CUA student musicians Shinya Blattmann and Enrique Reynosa on violin; Dan Zhang on viola; and Dorotea Racz on cello perform specially composed music for the 14 Stations of the Cross. (CUA photo by Ed Pfueller)
CUA student musicians Shinya Blattmann and Enrique Reynosa on violin; Dan Zhang on viola; and Dorotea Racz on cello perform specially composed music for the 14 Stations of the Cross. (CUA photo by Ed Pfueller)

A 14-movement musical interpretation of the Stations of the Cross, composed by 14 different Catholic University of America alumni, students, faculty and staff, premiered recently at the Church of the Little Flower in Bethesda.

Performed by two violins, viola and cello, each movement was played as a musical meditation after Msgr. Peter Vaghi, pastor of the parish, prayed the station the music was composed to represent.

“We now offer this tribute of our worship in a spirit of humility and with a contrite heart,” Msgr. Vaghi intoned before the nearly 200 people in the church joined him in praying the Stations of the Cross.

The work was performed by CUA student musicians Shinya Blattmann and Enrique Reynosa on violin; Dan Zhang on viola; and Dorotea Racz on cello.

The works were composed to mark CUA’s Benjamin T. Rome School of Music’s 50th anniversary. While each station was interpreted by its own composer, the program notes point out that “the resulting work, combining the work of several generations of composers and widely diverse styles, is unified by artistic response to the events of Christ's Passion as remembered in the service.”

Each movement – between two and three minutes long – was the result of each individual composer’s attempt to envision the particular station in music.

For example, the First Station – Jesus is Condemned to Death – was composed by Joseph Santo, who noted that he scored the piece with the cello being the highest sounding instrument as opposed to its usual role as the lowest sound in a quartet.

“This reversal of traditional roles is intended to paint aberration and tension,” explained Santos who is the school of music’s assistant dean for academic and graduate studies.

Composer Stephen Gorbos, CUA assistant professor of music, said he also sought to highlight tension in his composition for the Fourth Station, Jesus meets His Mother.

“Although there is great pain and anguish in the meeting between mother and son, there is also an affirmation of will and courage,” he explained. He added that while writing this piece, he consulted with his mother and his father, who is studying to become a permanent deacon.

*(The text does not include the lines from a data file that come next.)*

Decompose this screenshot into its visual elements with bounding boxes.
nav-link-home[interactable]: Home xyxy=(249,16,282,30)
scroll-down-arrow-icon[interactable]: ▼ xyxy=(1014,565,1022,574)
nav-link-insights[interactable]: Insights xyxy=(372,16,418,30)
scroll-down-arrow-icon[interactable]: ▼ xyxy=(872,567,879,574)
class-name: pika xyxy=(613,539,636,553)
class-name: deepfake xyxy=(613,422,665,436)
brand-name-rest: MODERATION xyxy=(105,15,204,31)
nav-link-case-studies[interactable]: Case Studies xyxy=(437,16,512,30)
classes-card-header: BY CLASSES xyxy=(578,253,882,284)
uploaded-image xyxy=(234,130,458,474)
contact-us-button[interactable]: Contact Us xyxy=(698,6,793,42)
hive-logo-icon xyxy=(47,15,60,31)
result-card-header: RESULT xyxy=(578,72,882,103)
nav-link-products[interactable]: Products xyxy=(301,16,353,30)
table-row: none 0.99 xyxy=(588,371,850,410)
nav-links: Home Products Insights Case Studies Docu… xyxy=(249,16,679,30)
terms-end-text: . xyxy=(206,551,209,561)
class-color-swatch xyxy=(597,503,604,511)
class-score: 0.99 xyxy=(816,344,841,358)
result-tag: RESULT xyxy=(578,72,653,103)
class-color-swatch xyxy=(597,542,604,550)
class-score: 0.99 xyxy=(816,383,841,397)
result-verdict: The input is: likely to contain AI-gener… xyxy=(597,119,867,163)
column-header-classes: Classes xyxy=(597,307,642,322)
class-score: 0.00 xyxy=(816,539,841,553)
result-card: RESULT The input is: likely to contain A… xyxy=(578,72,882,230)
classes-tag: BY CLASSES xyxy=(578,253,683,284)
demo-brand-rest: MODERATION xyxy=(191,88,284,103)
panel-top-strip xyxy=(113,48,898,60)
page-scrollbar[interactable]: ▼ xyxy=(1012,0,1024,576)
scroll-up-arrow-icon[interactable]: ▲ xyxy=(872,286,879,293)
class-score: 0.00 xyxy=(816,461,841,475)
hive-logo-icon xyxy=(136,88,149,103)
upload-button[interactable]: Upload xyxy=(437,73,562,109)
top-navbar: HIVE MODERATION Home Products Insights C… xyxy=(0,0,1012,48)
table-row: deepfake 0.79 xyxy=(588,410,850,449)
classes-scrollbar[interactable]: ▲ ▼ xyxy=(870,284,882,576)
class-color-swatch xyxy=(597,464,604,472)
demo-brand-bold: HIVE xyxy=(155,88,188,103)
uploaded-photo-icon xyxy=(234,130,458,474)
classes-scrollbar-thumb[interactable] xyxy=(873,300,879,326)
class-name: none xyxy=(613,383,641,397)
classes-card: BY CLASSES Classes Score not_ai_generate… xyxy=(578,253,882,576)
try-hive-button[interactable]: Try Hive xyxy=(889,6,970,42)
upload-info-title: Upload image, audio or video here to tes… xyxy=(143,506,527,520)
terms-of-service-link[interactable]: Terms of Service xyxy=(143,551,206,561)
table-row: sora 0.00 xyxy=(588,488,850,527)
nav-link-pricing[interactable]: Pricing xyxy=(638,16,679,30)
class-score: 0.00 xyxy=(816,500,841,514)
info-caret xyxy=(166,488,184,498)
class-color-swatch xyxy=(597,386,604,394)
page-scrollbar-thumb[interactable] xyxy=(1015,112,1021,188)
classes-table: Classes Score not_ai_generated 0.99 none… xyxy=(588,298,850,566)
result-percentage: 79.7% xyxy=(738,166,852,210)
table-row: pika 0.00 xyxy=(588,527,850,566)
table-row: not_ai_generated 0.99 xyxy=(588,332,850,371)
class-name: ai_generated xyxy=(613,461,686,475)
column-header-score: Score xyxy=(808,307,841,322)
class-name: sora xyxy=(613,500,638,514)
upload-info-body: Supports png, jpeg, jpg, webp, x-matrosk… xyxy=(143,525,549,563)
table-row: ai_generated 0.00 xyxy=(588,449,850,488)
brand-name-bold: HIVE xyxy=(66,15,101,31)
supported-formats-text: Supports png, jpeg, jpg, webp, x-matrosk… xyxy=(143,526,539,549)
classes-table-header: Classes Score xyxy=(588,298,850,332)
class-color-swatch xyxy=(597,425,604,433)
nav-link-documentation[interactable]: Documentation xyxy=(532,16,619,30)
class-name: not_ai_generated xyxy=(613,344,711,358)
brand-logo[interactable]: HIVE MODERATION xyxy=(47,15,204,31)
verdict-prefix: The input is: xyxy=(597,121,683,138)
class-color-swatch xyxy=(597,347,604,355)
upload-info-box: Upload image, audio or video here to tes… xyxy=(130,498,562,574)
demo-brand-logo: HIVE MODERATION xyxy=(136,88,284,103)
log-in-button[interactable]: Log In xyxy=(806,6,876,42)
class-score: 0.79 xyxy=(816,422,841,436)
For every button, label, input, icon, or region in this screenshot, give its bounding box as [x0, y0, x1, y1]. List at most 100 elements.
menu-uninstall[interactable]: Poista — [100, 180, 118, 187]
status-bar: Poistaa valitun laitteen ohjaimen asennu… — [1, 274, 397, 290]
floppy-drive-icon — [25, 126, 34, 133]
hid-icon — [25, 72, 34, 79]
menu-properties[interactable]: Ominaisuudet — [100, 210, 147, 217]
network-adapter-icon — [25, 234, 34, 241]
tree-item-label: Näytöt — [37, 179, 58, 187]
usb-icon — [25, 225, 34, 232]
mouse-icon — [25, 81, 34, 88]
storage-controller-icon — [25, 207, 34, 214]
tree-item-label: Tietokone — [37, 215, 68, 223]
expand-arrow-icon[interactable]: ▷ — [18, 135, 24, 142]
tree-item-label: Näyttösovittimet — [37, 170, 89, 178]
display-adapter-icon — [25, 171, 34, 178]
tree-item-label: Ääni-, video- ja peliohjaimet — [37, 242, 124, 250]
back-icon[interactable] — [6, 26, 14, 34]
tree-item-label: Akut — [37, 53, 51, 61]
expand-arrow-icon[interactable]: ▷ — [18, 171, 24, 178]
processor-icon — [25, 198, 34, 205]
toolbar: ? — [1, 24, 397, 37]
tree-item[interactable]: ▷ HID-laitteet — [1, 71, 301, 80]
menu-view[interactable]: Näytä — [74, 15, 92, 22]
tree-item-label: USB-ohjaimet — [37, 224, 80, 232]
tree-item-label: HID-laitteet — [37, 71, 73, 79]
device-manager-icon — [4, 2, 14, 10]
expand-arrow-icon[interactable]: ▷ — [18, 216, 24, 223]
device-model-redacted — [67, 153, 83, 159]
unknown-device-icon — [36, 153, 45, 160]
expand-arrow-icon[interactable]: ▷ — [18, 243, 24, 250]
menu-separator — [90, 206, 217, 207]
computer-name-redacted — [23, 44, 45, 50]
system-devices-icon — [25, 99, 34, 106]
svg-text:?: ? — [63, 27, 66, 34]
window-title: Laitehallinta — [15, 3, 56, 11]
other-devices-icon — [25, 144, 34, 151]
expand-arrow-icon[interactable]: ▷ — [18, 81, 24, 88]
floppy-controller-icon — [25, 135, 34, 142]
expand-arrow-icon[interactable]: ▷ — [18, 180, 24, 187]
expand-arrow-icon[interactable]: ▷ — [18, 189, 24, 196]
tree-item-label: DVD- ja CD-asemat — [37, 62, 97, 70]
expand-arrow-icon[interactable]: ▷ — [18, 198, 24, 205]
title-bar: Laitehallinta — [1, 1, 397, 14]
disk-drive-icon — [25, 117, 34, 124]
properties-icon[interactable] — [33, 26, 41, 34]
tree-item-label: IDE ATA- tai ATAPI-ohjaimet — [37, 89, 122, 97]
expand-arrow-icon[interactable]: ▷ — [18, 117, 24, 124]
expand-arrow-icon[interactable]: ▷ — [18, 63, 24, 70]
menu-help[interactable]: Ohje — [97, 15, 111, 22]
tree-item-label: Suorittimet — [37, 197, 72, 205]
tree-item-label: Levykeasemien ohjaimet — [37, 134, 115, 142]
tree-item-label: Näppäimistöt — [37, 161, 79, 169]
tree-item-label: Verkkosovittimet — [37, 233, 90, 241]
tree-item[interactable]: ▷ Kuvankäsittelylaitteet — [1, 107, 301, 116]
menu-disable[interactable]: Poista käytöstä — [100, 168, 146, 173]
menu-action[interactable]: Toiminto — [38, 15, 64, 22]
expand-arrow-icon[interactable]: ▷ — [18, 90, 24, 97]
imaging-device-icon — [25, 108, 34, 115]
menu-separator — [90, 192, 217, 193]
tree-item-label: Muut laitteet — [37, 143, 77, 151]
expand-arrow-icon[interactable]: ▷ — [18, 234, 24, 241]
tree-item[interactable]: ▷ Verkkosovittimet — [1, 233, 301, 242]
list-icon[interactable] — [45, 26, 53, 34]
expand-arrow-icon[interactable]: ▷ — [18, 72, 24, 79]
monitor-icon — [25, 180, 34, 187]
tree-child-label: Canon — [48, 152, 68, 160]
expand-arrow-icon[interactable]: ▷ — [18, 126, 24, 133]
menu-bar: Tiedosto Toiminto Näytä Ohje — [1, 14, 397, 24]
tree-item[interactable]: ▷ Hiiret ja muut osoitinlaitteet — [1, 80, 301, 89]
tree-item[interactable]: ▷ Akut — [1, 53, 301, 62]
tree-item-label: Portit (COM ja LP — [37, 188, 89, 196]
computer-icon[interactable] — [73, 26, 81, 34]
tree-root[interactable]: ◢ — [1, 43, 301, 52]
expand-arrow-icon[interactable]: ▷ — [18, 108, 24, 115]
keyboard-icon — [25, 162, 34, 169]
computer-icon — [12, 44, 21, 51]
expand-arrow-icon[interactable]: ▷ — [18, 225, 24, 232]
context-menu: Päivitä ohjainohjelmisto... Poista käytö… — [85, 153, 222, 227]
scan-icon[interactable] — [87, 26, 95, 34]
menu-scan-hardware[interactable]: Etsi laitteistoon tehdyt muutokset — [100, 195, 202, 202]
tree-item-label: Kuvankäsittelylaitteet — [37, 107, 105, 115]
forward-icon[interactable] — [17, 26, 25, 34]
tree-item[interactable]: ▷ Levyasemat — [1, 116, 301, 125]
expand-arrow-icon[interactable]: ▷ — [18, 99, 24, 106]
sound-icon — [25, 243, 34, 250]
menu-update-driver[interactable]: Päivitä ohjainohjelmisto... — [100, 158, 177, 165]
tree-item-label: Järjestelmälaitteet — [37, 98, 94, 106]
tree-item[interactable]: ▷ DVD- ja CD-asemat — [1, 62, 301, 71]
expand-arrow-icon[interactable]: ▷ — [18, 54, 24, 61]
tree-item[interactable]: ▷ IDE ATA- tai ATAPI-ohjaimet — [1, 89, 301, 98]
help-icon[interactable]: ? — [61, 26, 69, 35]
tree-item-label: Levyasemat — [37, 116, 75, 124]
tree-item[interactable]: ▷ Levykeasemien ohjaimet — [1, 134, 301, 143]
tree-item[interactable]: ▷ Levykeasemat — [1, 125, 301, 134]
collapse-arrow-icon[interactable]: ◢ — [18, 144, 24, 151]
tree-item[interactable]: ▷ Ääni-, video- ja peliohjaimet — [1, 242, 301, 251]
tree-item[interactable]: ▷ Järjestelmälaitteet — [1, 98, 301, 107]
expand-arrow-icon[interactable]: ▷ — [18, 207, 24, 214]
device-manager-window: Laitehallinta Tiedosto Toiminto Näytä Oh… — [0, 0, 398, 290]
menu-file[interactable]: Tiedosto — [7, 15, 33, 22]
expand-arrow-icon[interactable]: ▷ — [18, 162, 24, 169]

In the Eighth Station, Jesus Meets the Women of Jerusalem, composer Amanda Bono, a teaching fellow in music theory and a doctoral candidate, said she wrote her piece as a “musical reflection … on this interaction and conversation.”

“Each instrument represents someone in the station: violins and viola represent the women, and the cello represents Jesus.  The piece begins with the sound of the women’s cries.  As Jesus approaches, he begins to console them, causing the cries to subside,” Bono explained. “The gravity of His death begins to take over, creating tension until Jesus finally leaves the women at the end of the piece.”

Composer Faye Chiao, a 2004 CUA graduate, explained she composed the 11th Station, Jesus is Nailed to the Cross, with a constant G note. “Insistent, persistent and repetitive, it is meant to suggest the driving of nails into the cross, as well as the human heartbeat. The last moments of the piece represent the stilling of Jesus’ heart and His final cry to God.” 

Dr. Leo Nestor, CUA’s Justine Bayard Ward professor of music, director of choral studies and director of the Institute of Sacred Music, composed the 13th Station  – Jesus is Taken Down from the Cross.

“The opening motive evokes sighing, perhaps the last involuntary expulsion of air from the lungs of the Son of God, but surely also the quiet sighs of those who receive his lifeless body,” he explained.

While each of the 14 pieces is itself a complete work, when combined, they form a stark and moving portrait of the suffering and sacrifice Christ offered for our redemption.

Andrew Earle Simpson, a profess at the Rome School of Music and head of the composition and theory division, noted that “from century to century, new music has continue to renew and vivify Christian liturgies in all lands (and) the Passion narrative served as the basis for particularly powerful musical settings.”